We will develop GenBen, a generative benchmark framework with the following methodological approach:

**Dataset Construction Strategy**: We will curate hardware-related content from diverse sources including GitHub repositories, silicon-proven projects, textbooks, and StackOverflow. A team of 10 domain experts will screen data for correctness, completeness, and diversity, with particular focus on sampling from silicon-proven projects.

**Difficulty Tiering Mechanism**: We will categorize tests into three difficulty levels (L1-Simple, L2-Intermediate, L3-Tough) to enable fine-grained evaluation of LLM capabilities across different complexity levels.

**Perturbation Strategy**: We will implement two types of perturbations to mitigate memorization bias:
- Surface-level perturbations that alter phrasing without changing core meaning
- Semantic perturbations that increase task difficulty by altering underlying requirements
- Static perturbations applied during test construction
- Dynamic perturbations applied during evaluation

**Multimodal Support**: We will incorporate both textual and visual inputs including circuit diagrams, design architecture schematics, waveform diagrams, and tables to simulate real-world design scenarios.

**Comprehensive Evaluation Framework**: We will develop a multi-dimensional evaluation system encompassing:
- Knowledge mastery and transfer assessment
- Code generation and debugging capabilities
- Quality-of-Results metrics including synthesizability, power, area, and timing

## Experiment Design

**Test Categories and Distribution**: We will construct 300 tests distributed across:
- Knowledge Master: 75 tests focusing on fundamental hardware concepts
- Knowledge Transfer: 69 tests applying concepts to complex scenarios
- Design: 99 tests with difficulty based on code complexity and design time
- Debug: 57 tests for syntax/function/combination error correction
- Multimodal: 60 tests incorporating textual and visual inputs

**Testbench Enhancement Process**: We will employ constraint randomization and coverage-driven testbench generation methodologies to achieve point-to-point mapping between generated stimuli and functional coverage checklists, targeting >95% verification coverage.

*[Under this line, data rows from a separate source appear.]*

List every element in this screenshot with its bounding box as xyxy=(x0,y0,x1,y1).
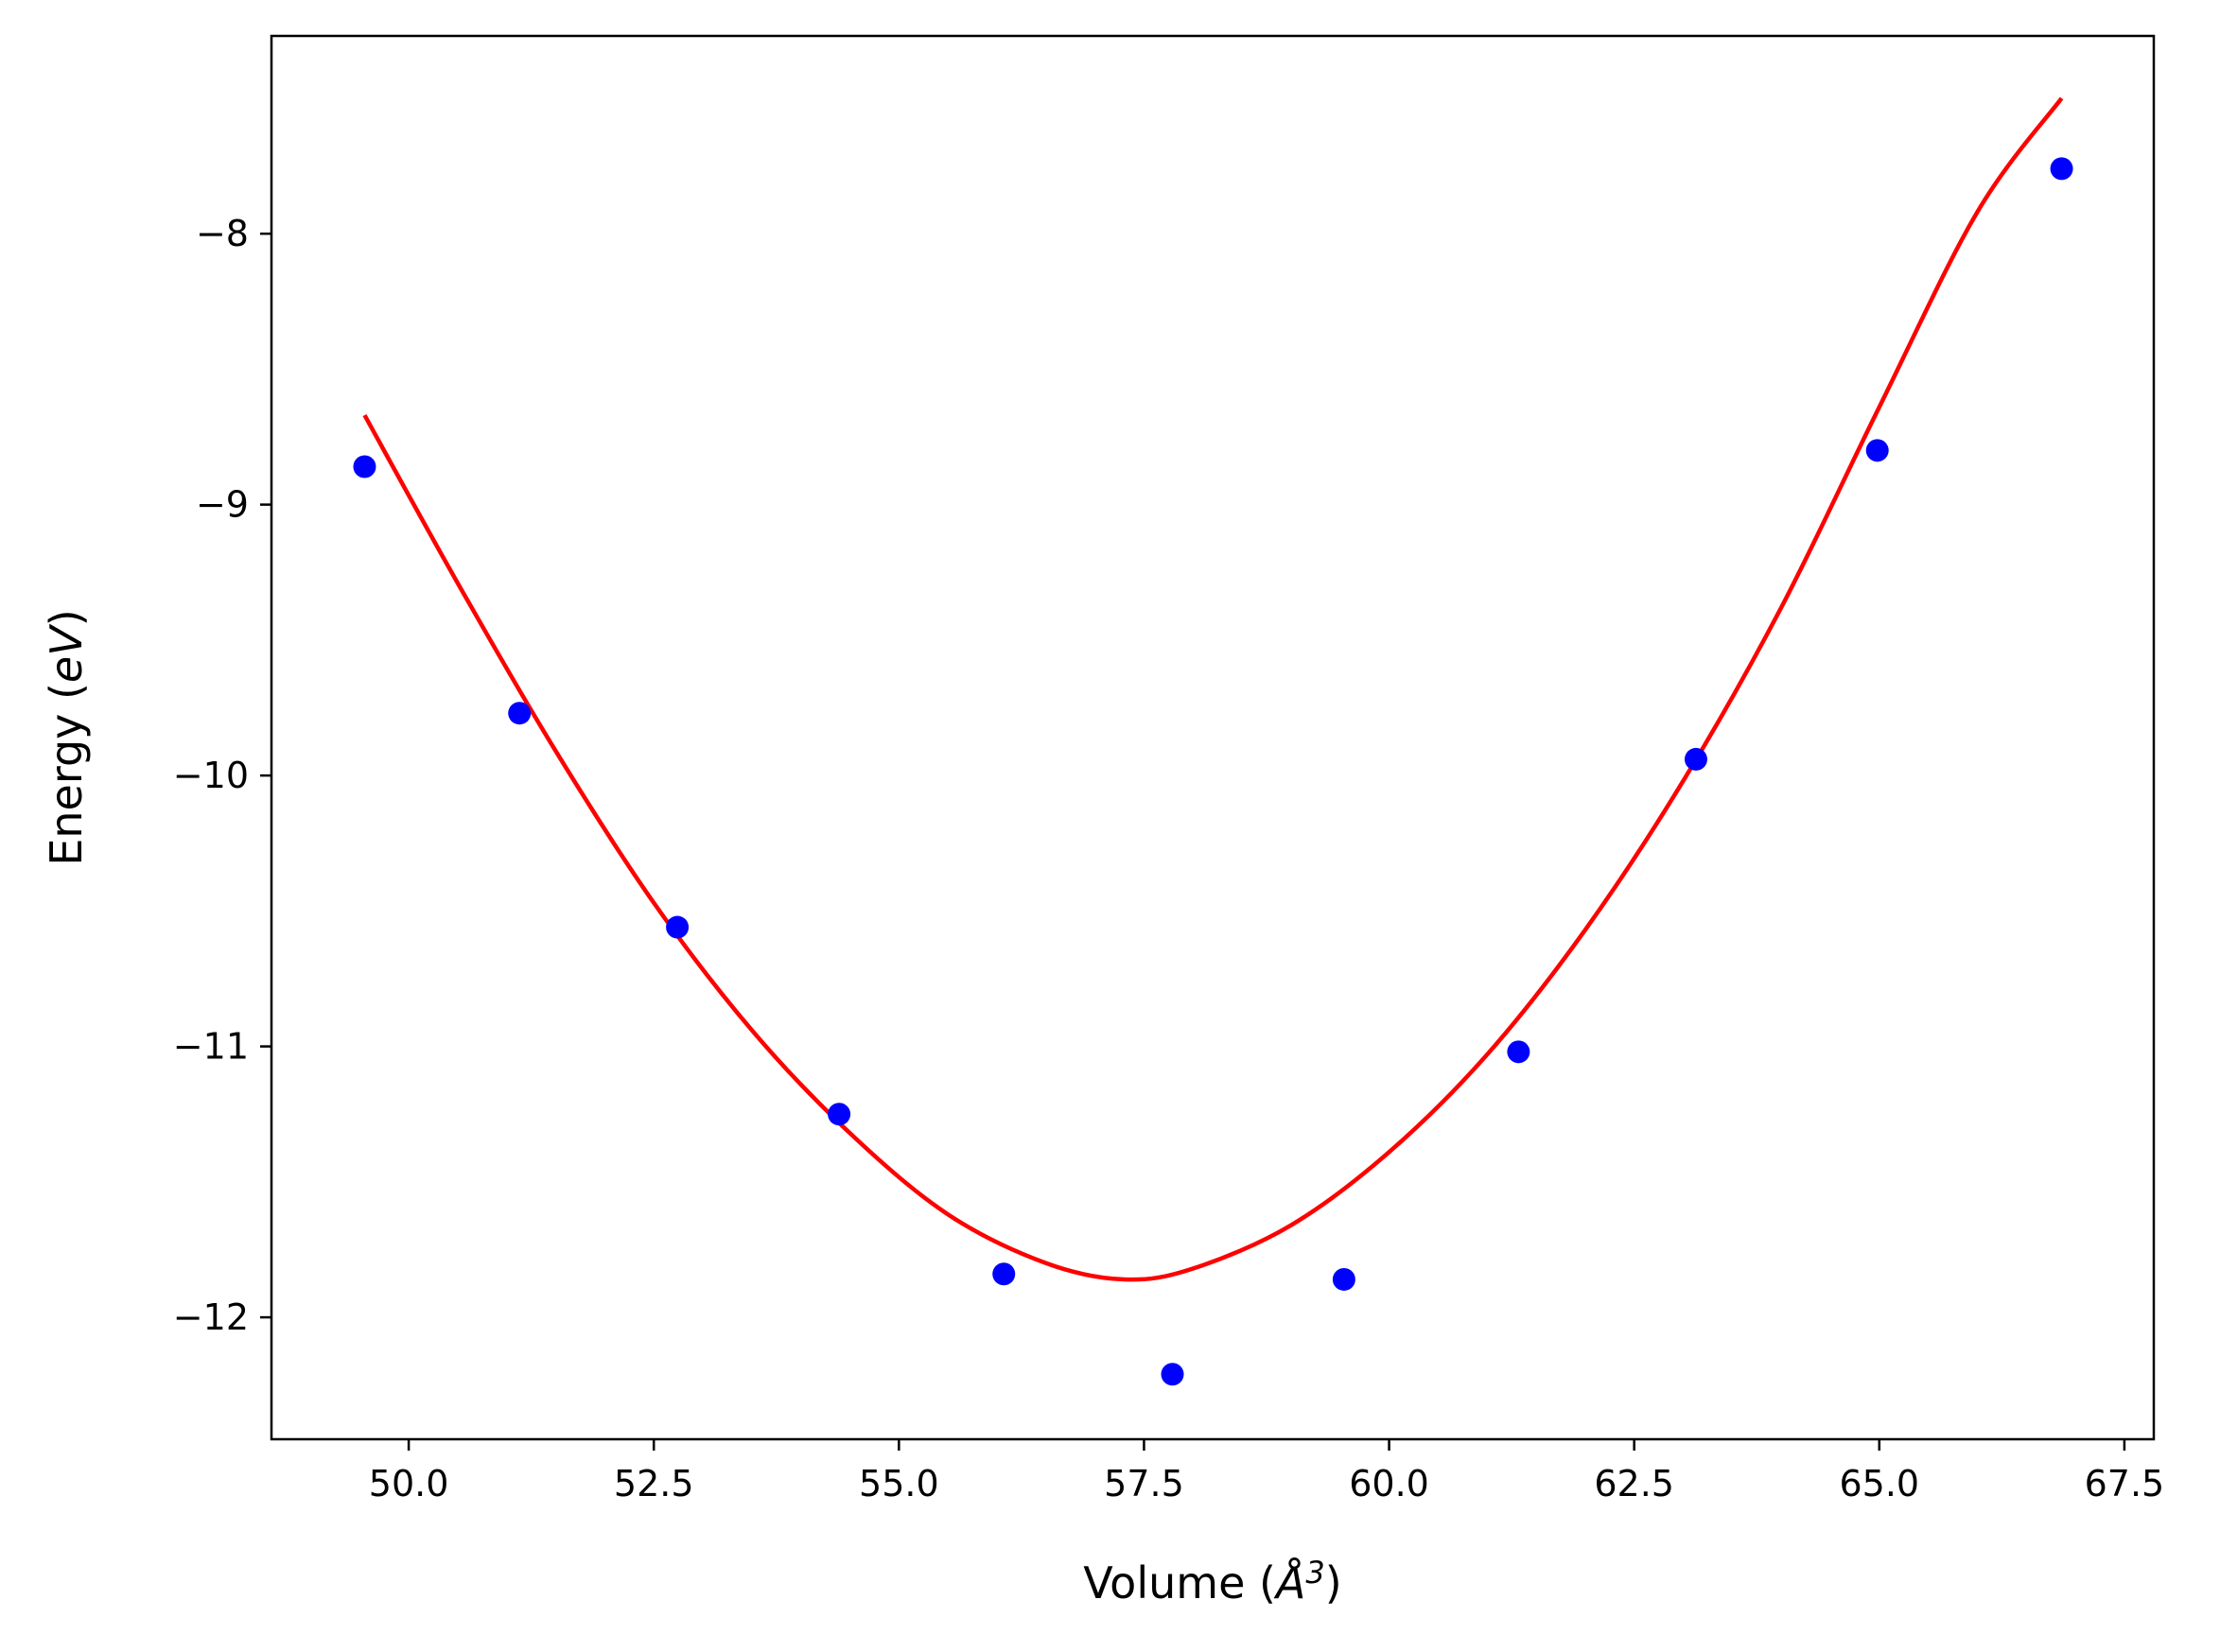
x-axis-ticks: 50.0 52.5 55.0 57.5 60.0 62.5 65.0 67.5 xyxy=(369,1439,2164,1504)
y-axis-title: Energy (eV) xyxy=(41,609,92,865)
plot-frame xyxy=(270,34,2156,1441)
data-point xyxy=(508,702,532,725)
y-tick-label: −12 xyxy=(173,1296,249,1338)
x-tick-label: 52.5 xyxy=(614,1463,694,1504)
data-point xyxy=(828,1103,851,1126)
data-point xyxy=(2050,157,2073,181)
y-tick-label: −10 xyxy=(173,755,249,796)
data-point xyxy=(1865,439,1889,462)
y-axis-ticks: −12 −11 −10 −9 −8 xyxy=(173,213,271,1338)
data-point xyxy=(1332,1267,1355,1291)
y-tick-label: −9 xyxy=(196,484,249,526)
data-point xyxy=(992,1262,1016,1286)
data-point xyxy=(1507,1040,1530,1064)
x-tick-label: 62.5 xyxy=(1594,1463,1674,1504)
y-tick-label: −11 xyxy=(173,1026,249,1068)
x-tick-label: 65.0 xyxy=(1839,1463,1919,1504)
x-axis-title: Volume (Å3) xyxy=(1083,1555,1341,1609)
data-point xyxy=(666,915,690,939)
data-point xyxy=(1684,747,1707,771)
x-tick-label: 55.0 xyxy=(859,1463,939,1504)
data-point xyxy=(353,455,376,478)
x-tick-label: 60.0 xyxy=(1349,1463,1429,1504)
fit-curve-line xyxy=(362,96,2064,1282)
data-points-layer xyxy=(353,157,2073,1386)
y-tick-label: −8 xyxy=(196,213,249,254)
x-tick-label: 50.0 xyxy=(369,1463,449,1504)
data-point xyxy=(1161,1363,1184,1386)
x-tick-label: 67.5 xyxy=(2085,1463,2165,1504)
fit-curve-layer xyxy=(362,96,2064,1282)
x-tick-label: 57.5 xyxy=(1104,1463,1184,1504)
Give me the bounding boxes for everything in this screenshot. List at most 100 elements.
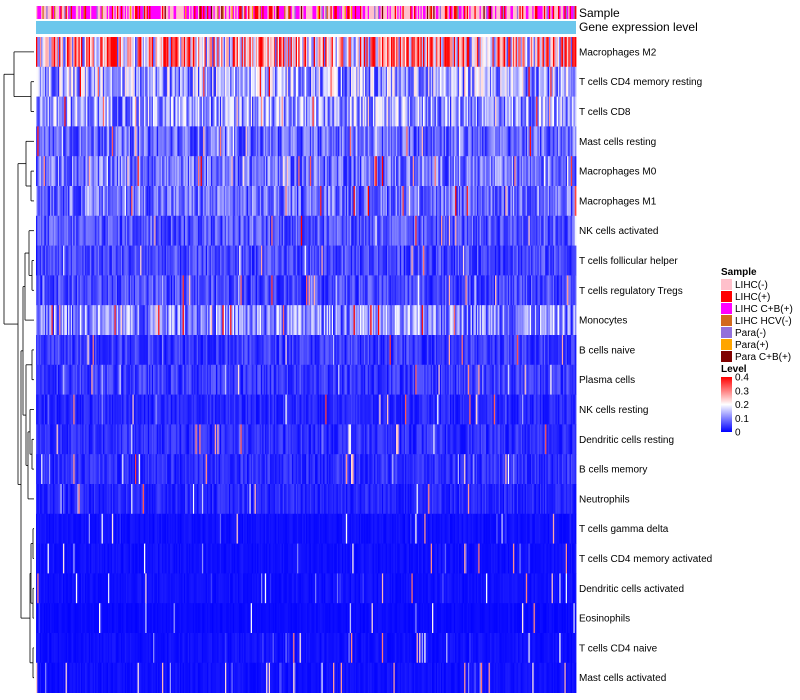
- heatmap-cell: [297, 126, 299, 157]
- heatmap-cell: [244, 245, 246, 276]
- heatmap-cell: [295, 37, 298, 68]
- heatmap-cell: [123, 245, 126, 276]
- heatmap-cell: [210, 275, 213, 306]
- heatmap-cell: [259, 245, 262, 276]
- heatmap-cell: [336, 275, 339, 306]
- heatmap-cell: [480, 186, 483, 217]
- heatmap-cell: [234, 186, 236, 217]
- heatmap-cell: [88, 335, 91, 366]
- heatmap-cell: [459, 186, 461, 217]
- heatmap-cell: [288, 335, 290, 366]
- heatmap-cell: [276, 335, 279, 366]
- sample-cell: [169, 6, 172, 19]
- heatmap-cell: [515, 186, 518, 217]
- heatmap-cell: [480, 275, 483, 306]
- heatmap-cell: [505, 215, 507, 246]
- sample-cell: [500, 6, 502, 19]
- heatmap-cell: [348, 96, 351, 127]
- heatmap-cell: [471, 96, 474, 127]
- heatmap-cell: [244, 156, 246, 187]
- heatmap-cell: [442, 126, 444, 157]
- heatmap-cell: [334, 215, 336, 246]
- heatmap-cell: [64, 66, 66, 97]
- heatmap-cell: [271, 245, 273, 276]
- heatmap-cell: [189, 275, 191, 306]
- heatmap-row-mast-cells-resting: [36, 126, 577, 157]
- heatmap-cell: [380, 186, 383, 217]
- heatmap-cell: [163, 126, 165, 157]
- heatmap-cell: [205, 186, 208, 217]
- heatmap-cell: [312, 305, 315, 336]
- heatmap-cell: [227, 156, 230, 187]
- heatmap-cell: [514, 245, 516, 276]
- sample-cell: [326, 6, 329, 19]
- heatmap-cell: [158, 335, 160, 366]
- heatmap-cell: [55, 215, 57, 246]
- heatmap-cell: [484, 275, 487, 306]
- heatmap-row-monocytes: [36, 305, 577, 336]
- heatmap-cell: [441, 305, 443, 336]
- heatmap-cell: [117, 335, 119, 366]
- heatmap-cell: [187, 215, 190, 246]
- heatmap-cell: [246, 335, 249, 366]
- sample-cell: [433, 6, 435, 19]
- heatmap-cell: [556, 186, 559, 217]
- heatmap-cell: [244, 215, 246, 246]
- heatmap-cell: [515, 126, 518, 157]
- heatmap-cell: [68, 156, 70, 187]
- heatmap-cell: [171, 305, 173, 336]
- heatmap-cell: [471, 305, 474, 336]
- heatmap-cell: [415, 37, 417, 68]
- heatmap-cell: [109, 275, 111, 306]
- heatmap-cell: [42, 215, 45, 246]
- heatmap-cell: [505, 66, 507, 97]
- heatmap-cell: [509, 186, 511, 217]
- heatmap-cell: [252, 215, 254, 246]
- heatmap-cell: [129, 215, 132, 246]
- heatmap-cell: [325, 215, 327, 246]
- heatmap-cell: [357, 305, 360, 336]
- heatmap-cell: [272, 37, 275, 68]
- heatmap-cell: [41, 186, 43, 217]
- heatmap-cell: [75, 156, 78, 187]
- heatmap-cell: [57, 245, 60, 276]
- heatmap-cell: [138, 96, 141, 127]
- heatmap-cell: [361, 126, 363, 157]
- heatmap-cell: [133, 305, 136, 336]
- sample-cell: [410, 6, 412, 19]
- heatmap-cell: [205, 215, 208, 246]
- heatmap-cell: [450, 37, 452, 68]
- heatmap-cell: [555, 305, 558, 336]
- heatmap-cell: [309, 96, 312, 127]
- heatmap-cell: [295, 305, 298, 336]
- heatmap-cell: [554, 66, 556, 97]
- heatmap-cell: [567, 215, 569, 246]
- heatmap-cell: [555, 275, 558, 306]
- heatmap-cell: [464, 66, 466, 97]
- heatmap-cell: [86, 305, 88, 336]
- heatmap-cell: [492, 156, 495, 187]
- heatmap-cell: [277, 66, 280, 97]
- heatmap-cell: [429, 126, 432, 157]
- sample-cell: [64, 6, 66, 19]
- sample-cell: [475, 6, 478, 19]
- heatmap-cell: [312, 156, 315, 187]
- heatmap-cell: [383, 37, 385, 68]
- heatmap-cell: [84, 305, 87, 336]
- heatmap-cell: [339, 156, 342, 187]
- heatmap-cell: [108, 215, 110, 246]
- heatmap-cell: [77, 126, 79, 157]
- heatmap-cell: [380, 66, 383, 97]
- heatmap-cell: [203, 156, 205, 187]
- heatmap-cell: [99, 156, 101, 187]
- heatmap-cell: [56, 66, 59, 97]
- heatmap-cell: [50, 156, 52, 187]
- heatmap-cell: [249, 335, 252, 366]
- heatmap-cell: [240, 37, 243, 68]
- heatmap-cell: [410, 126, 412, 157]
- heatmap-cell: [264, 186, 267, 217]
- heatmap-cell: [495, 66, 497, 97]
- sample-cell: [291, 6, 294, 19]
- heatmap-cell: [225, 275, 227, 306]
- heatmap-cell: [222, 126, 225, 157]
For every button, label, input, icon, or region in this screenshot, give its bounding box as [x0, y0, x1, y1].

**Model Evaluation Setup**: We will evaluate nine models comprising six multimodal and three language models (GPT-4-turbo, GPT-4o, GPT-3.5-turbo, Claude3.5, Llama3, QWEN-vl-max, QWEN-vl-plus, GLM-4V-plus, GLM-4) using a pass@5 evaluation strategy with standardized prompt templates.

**End-to-End Workflow Implementation**: We will integrate open-source tools including:
- Icarus Verilog for simulation and functional correctness testing
- OpenLane EDA flow for physical implementation
- SkyWater 130nm PDK for consistent QoR evaluation
- Yosys for synthesizability, area, and power extraction
- OpenSTA for timing analysis

**Evaluation Metrics**: We will measure performance using pass rates calculated as the percentage of test cases producing correct outputs, along with comprehensive QoR metrics normalized against reference designs.

**Generative Benchmark Infrastructure**: We will implement script-based test generation to prevent automated RTL code extraction by crawlers, with both static and dynamic perturbation mechanisms to ensure each evaluation session uses slightly varied test instances while maintaining consistency.

**Ablation Studies**: We will conduct controlled experiments to assess the impact of dynamic perturbations on model performance, comparing results between original and perturbed test sets to evaluate model robustness and sensitivity to variations.